I am interested in cold-regions geomorphology and the dynamics of mountain glaciers.

I joined the Department of Geography in 2019 when I began studying for my MSc in Polar and Alpine Change. During this time my research was focused on investigating the causes of glacier velocity anomalies across the Karakoram, Spiti Lahaul and Eastern Himalayan regions of High Mountain Asia.

Since then I have continued to study the evolution of mountain glaciers, however I have switched focus from glaciers in High Mountain Asia to those in the Andes. I enjoy conducting fieldwork and collecting data in a range of geographical settings including Iceland and the French Alps, and I am looking forward to my forthcoming fieldwork in Chile in Spring 2023.

The Impacts of Climate Change and Mining on Glaciers in the Andes

Anthropogenic activity is causing glaciers to change rapidly across the Andes. Firstly, as global temperatures rise, mountain glaciers are generally shrinking in response to warmer atmospheric conditions and reduced snowfall. Secondly, the extraction and use of natural resources drives increased atmospheric pollution through the production of dust and vehicle emissions, resulting in enhanced melting where glaciers are in close proximity to active mines (such as in the Olivares Basin, Chile). Despite the obvious importance of glaciers as drought-resistant water resources in this arid region, the impact of mining on short-term glacier behaviour and longer-term regional water supplies is poorly understood.
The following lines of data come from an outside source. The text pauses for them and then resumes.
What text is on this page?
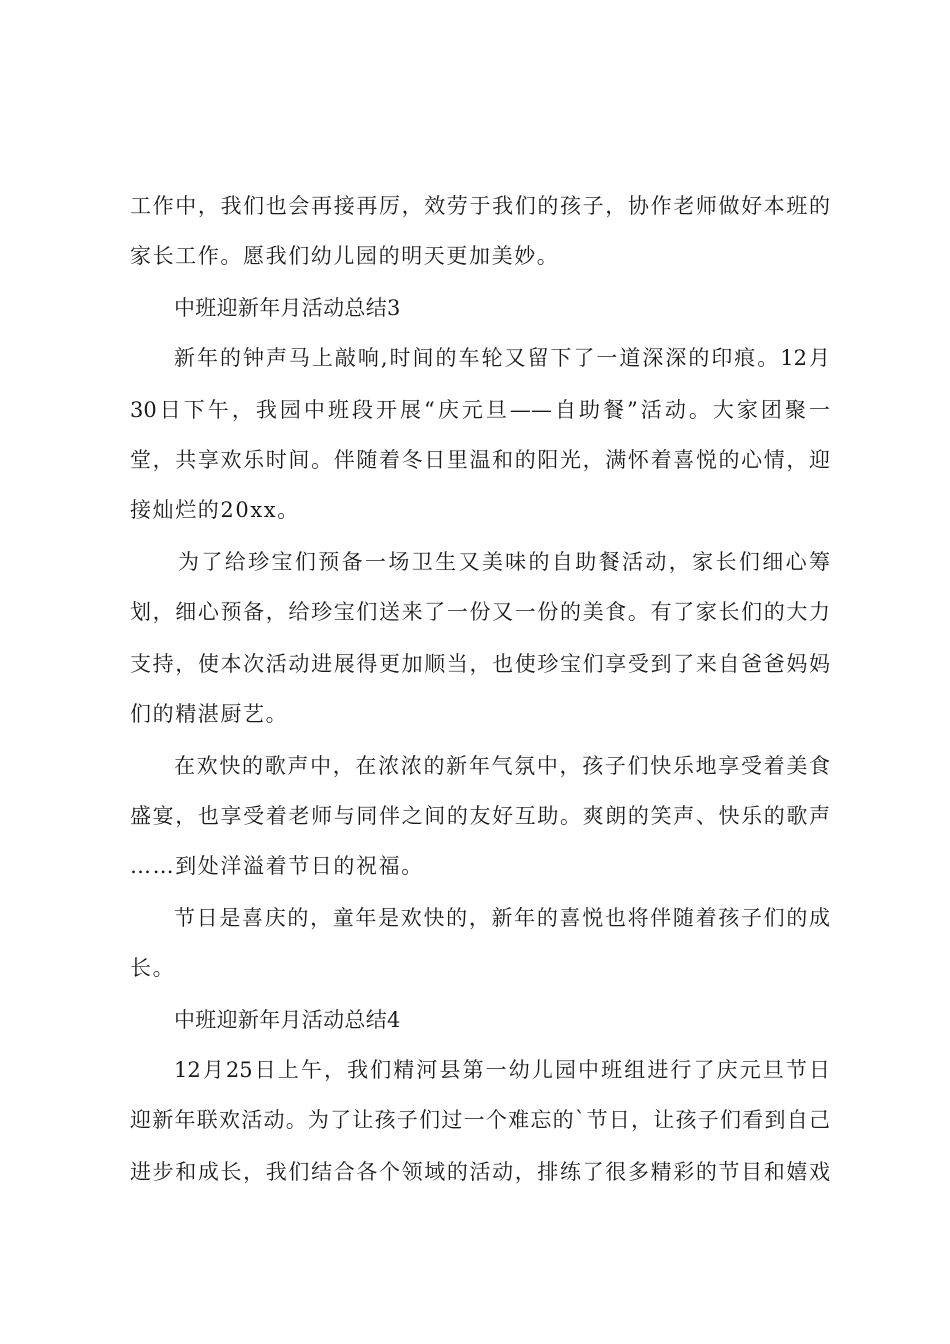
工作中，我们也会再接再厉，效劳于我们的孩子，协作老师做好本班的
家长工作。愿我们幼儿园的明天更加美妙。
中班迎新年月活动总结3
新年的钟声马上敲响,时间的车轮又留下了一道深深的印痕。12月
30日下午，我园中班段开展“庆元旦——自助餐”活动。大家团聚一
堂，共享欢乐时间。伴随着冬日里温和的阳光，满怀着喜悦的心情，迎
接灿烂的20xx。
为了给珍宝们预备一场卫生又美味的自助餐活动，家长们细心筹
划，细心预备，给珍宝们送来了一份又一份的美食。有了家长们的大力
支持，使本次活动进展得更加顺当，也使珍宝们享受到了来自爸爸妈妈
们的精湛厨艺。
在欢快的歌声中，在浓浓的新年气氛中，孩子们快乐地享受着美食
盛宴，也享受着老师与同伴之间的友好互助。爽朗的笑声、快乐的歌声
……到处洋溢着节日的祝福。
节日是喜庆的，童年是欢快的，新年的喜悦也将伴随着孩子们的成
长。
中班迎新年月活动总结4
12月25日上午，我们精河县第一幼儿园中班组进行了庆元旦节日
迎新年联欢活动。为了让孩子们过一个难忘的`节日，让孩子们看到自己
进步和成长，我们结合各个领域的活动，排练了很多精彩的节目和嬉戏
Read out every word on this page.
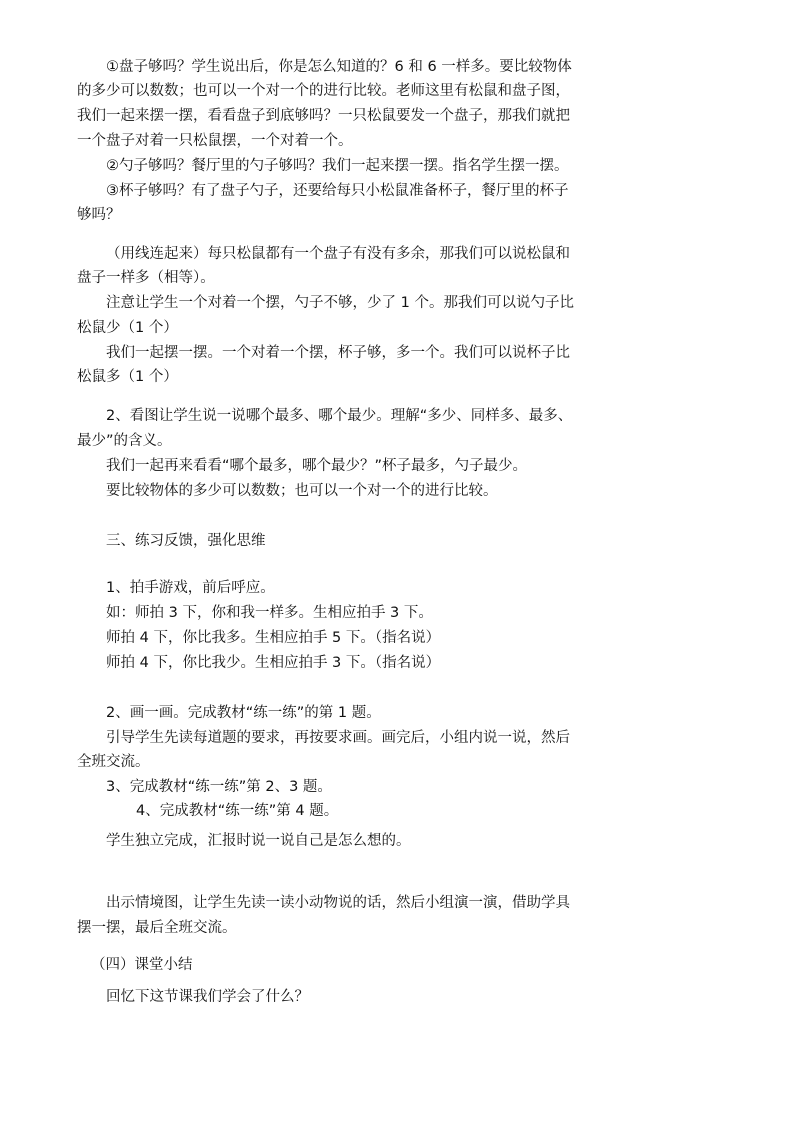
①盘子够吗？学生说出后，你是怎么知道的？6 和 6 一样多。要比较物体
的多少可以数数；也可以一个对一个的进行比较。老师这里有松鼠和盘子图，
我们一起来摆一摆，看看盘子到底够吗？一只松鼠要发一个盘子，那我们就把
一个盘子对着一只松鼠摆，一个对着一个。
②勺子够吗？餐厅里的勺子够吗？我们一起来摆一摆。指名学生摆一摆。
③杯子够吗？有了盘子勺子，还要给每只小松鼠准备杯子，餐厅里的杯子
够吗？
（用线连起来）每只松鼠都有一个盘子有没有多余，那我们可以说松鼠和
盘子一样多（相等）。
注意让学生一个对着一个摆，勺子不够，少了 1 个。那我们可以说勺子比
松鼠少（1 个）
我们一起摆一摆。一个对着一个摆，杯子够，多一个。我们可以说杯子比
松鼠多（1 个）
2、看图让学生说一说哪个最多、哪个最少。理解“多少、同样多、最多、
最少”的含义。
我们一起再来看看“哪个最多，哪个最少？”杯子最多，勺子最少。
要比较物体的多少可以数数；也可以一个对一个的进行比较。
三、练习反馈，强化思维
1、拍手游戏，前后呼应。
如：师拍 3 下，你和我一样多。生相应拍手 3 下。
师拍 4 下，你比我多。生相应拍手 5 下。（指名说）
师拍 4 下，你比我少。生相应拍手 3 下。（指名说）
2、画一画。完成教材“练一练”的第 1 题。
引导学生先读每道题的要求，再按要求画。画完后，小组内说一说，然后
全班交流。
3、完成教材“练一练”第 2、3 题。
4、完成教材“练一练”第 4 题。
学生独立完成，汇报时说一说自己是怎么想的。
出示情境图，让学生先读一读小动物说的话，然后小组演一演，借助学具
摆一摆，最后全班交流。
（四）课堂小结
回忆下这节课我们学会了什么？
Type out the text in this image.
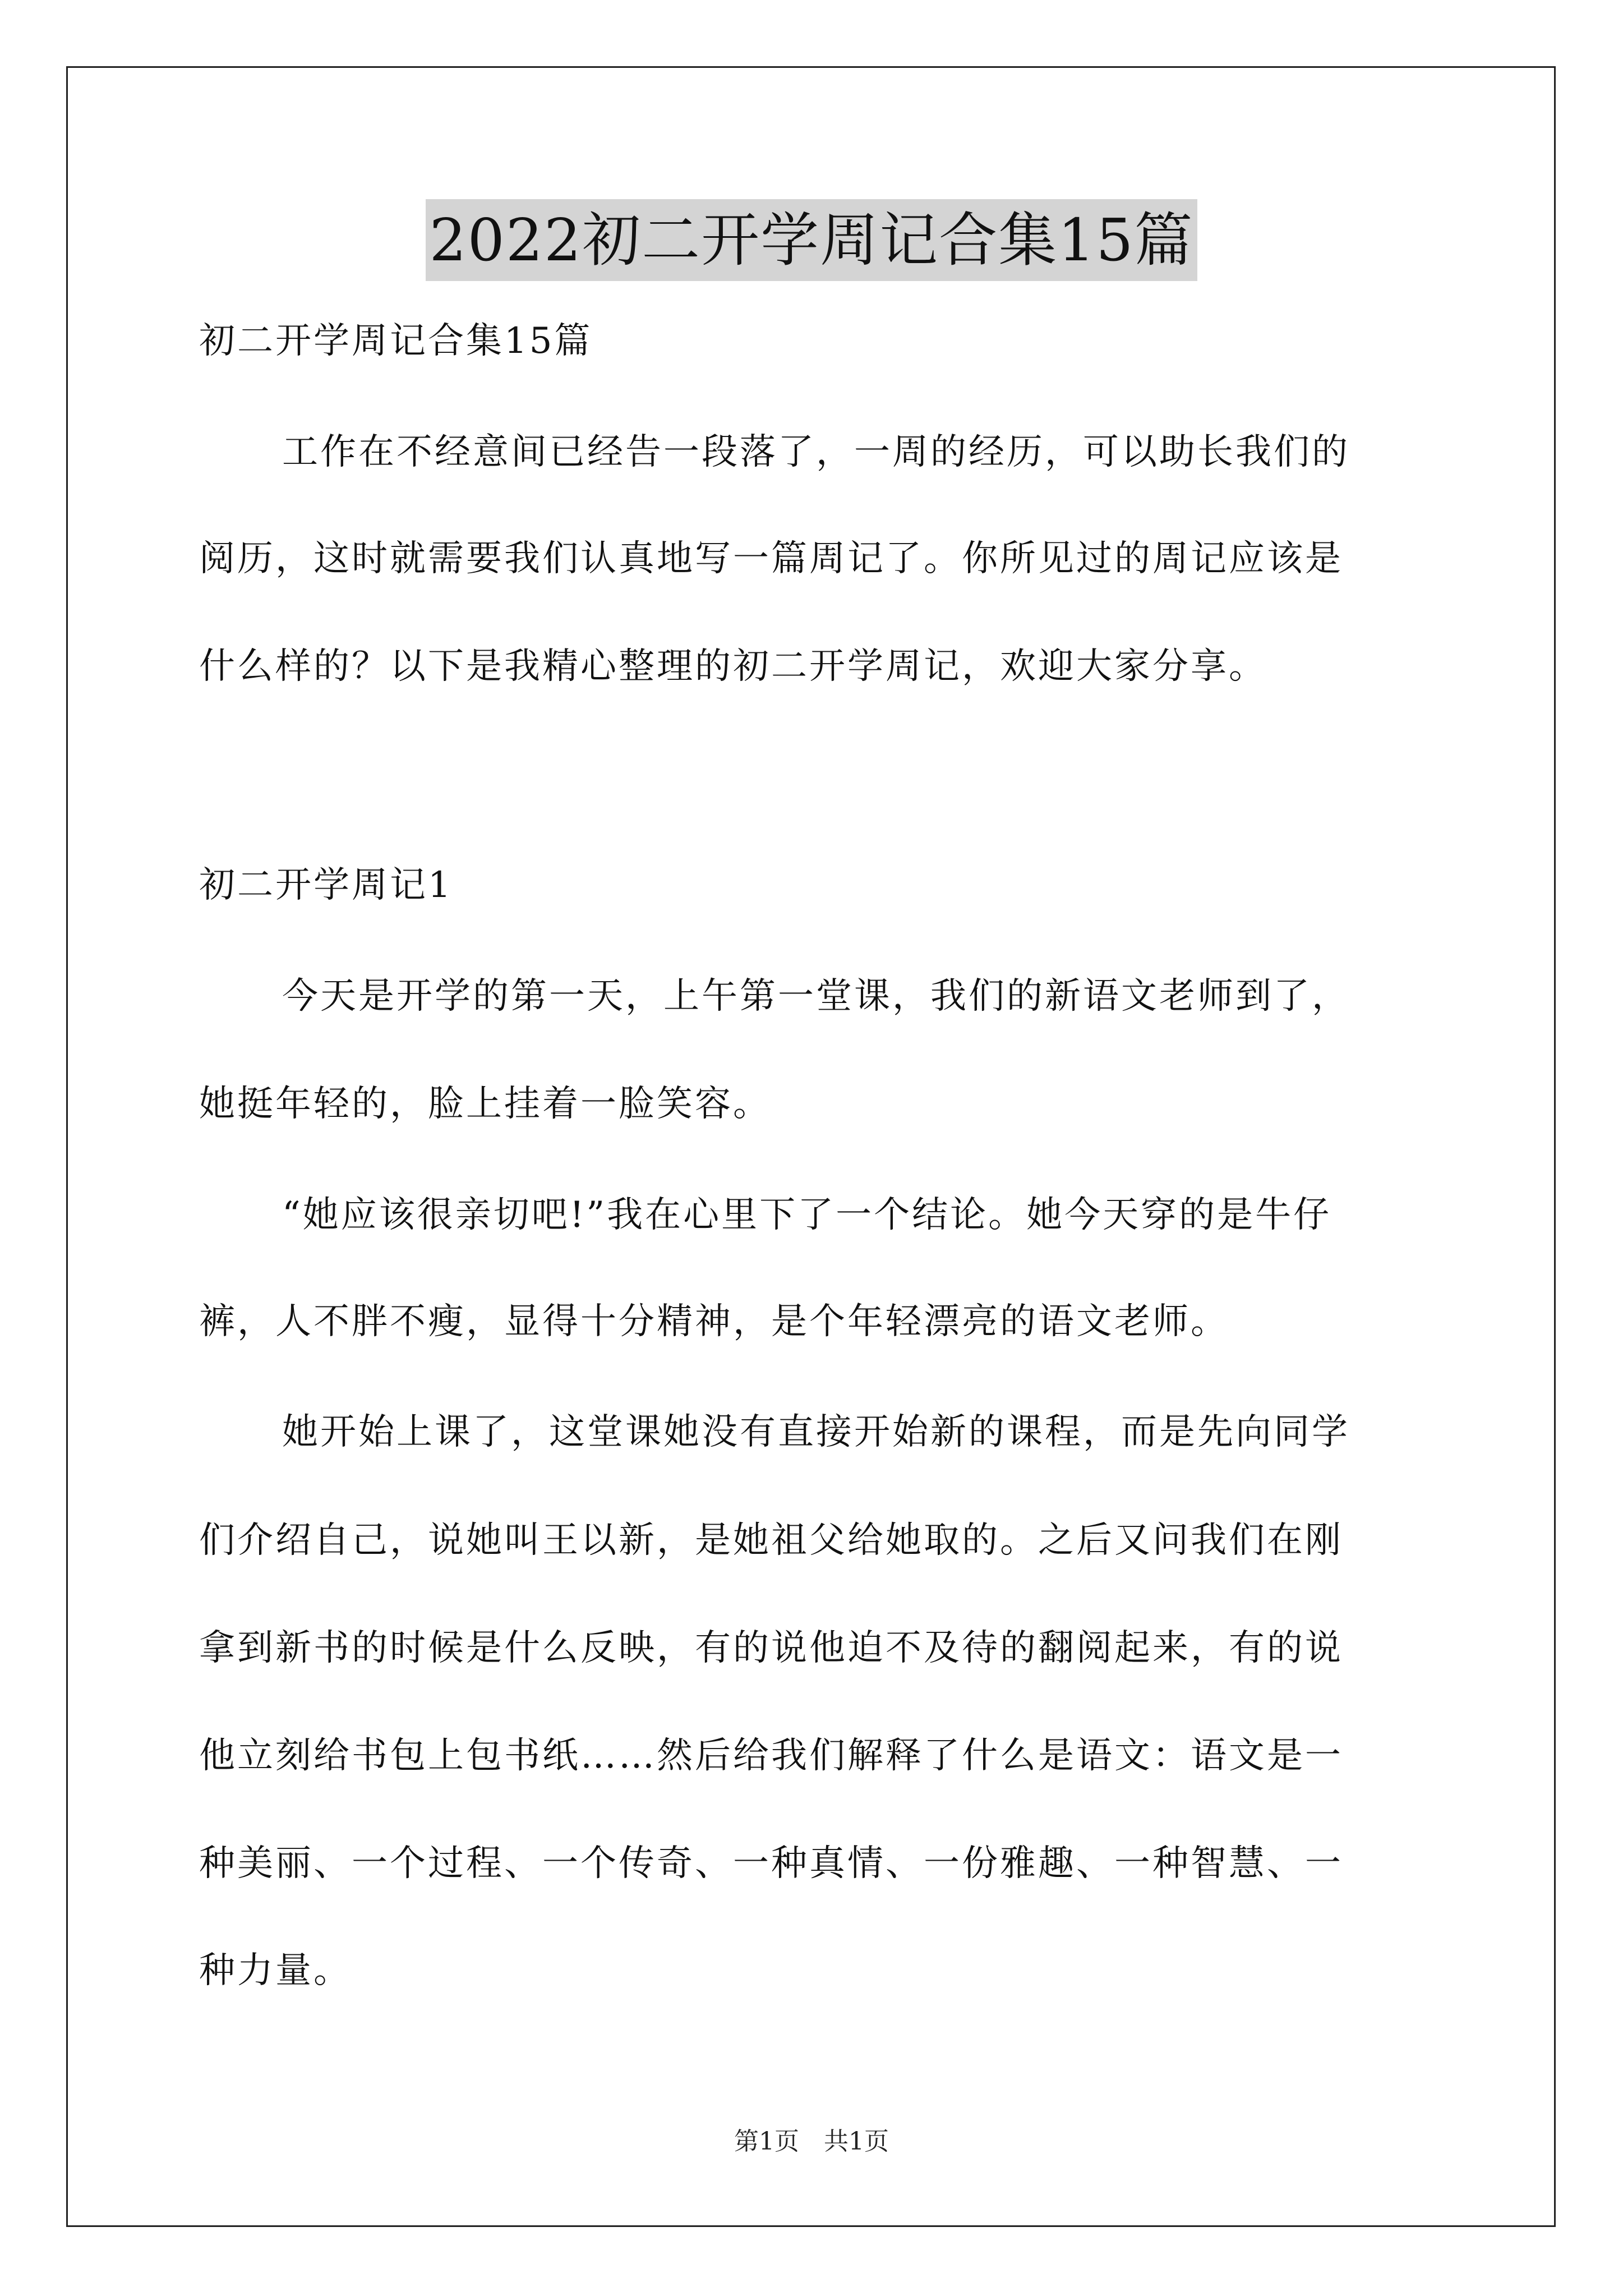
2022初二开学周记合集15篇
初二开学周记合集15篇
工作在不经意间已经告一段落了，一周的经历，可以助长我们的
阅历，这时就需要我们认真地写一篇周记了。你所见过的周记应该是
什么样的？以下是我精心整理的初二开学周记，欢迎大家分享。
初二开学周记1
今天是开学的第一天，上午第一堂课，我们的新语文老师到了，
她挺年轻的，脸上挂着一脸笑容。
“她应该很亲切吧!”我在心里下了一个结论。她今天穿的是牛仔
裤，人不胖不瘦，显得十分精神，是个年轻漂亮的语文老师。
她开始上课了，这堂课她没有直接开始新的课程，而是先向同学
们介绍自己，说她叫王以新，是她祖父给她取的。之后又问我们在刚
拿到新书的时候是什么反映，有的说他迫不及待的翻阅起来，有的说
他立刻给书包上包书纸……然后给我们解释了什么是语文：语文是一
种美丽、一个过程、一个传奇、一种真情、一份雅趣、一种智慧、一
种力量。
第1页　共1页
My project seeks to assess the impacts that mining and climatic shifts over the last 40,000 years have had on glaciers in the Andes, to assess glacier change in the past, recent glacier evolution, and project their future recession and the impact this will have for water resources. I combine geomorphological mapping with 10-Be cosmogenic nuclide exposure-age dating to create a moraine geochronology, which is then used in conjunction with the Instructed Glacier Model (IGM) to simulate and evaluate long-term glacier evolution. To assess the impacts of more recent glacial changes, a blend of desktop- and field-based approaches are used. This includes calculating surface elevation change and albedo variability since 1972 (start of Landsat satellite era), along with measurements of surface reflectance and x-ray diffraction (XRD) to determine the distribution, provenance and impact that dust derived from mining activity has had on glaciers in the Olivares Basin.

Supervisors: Dr Ann Rowan, Dr Stephen Livingstone, Dr Rob Bryant, Dr Duncan Quincey and Dr Claudio Bravo.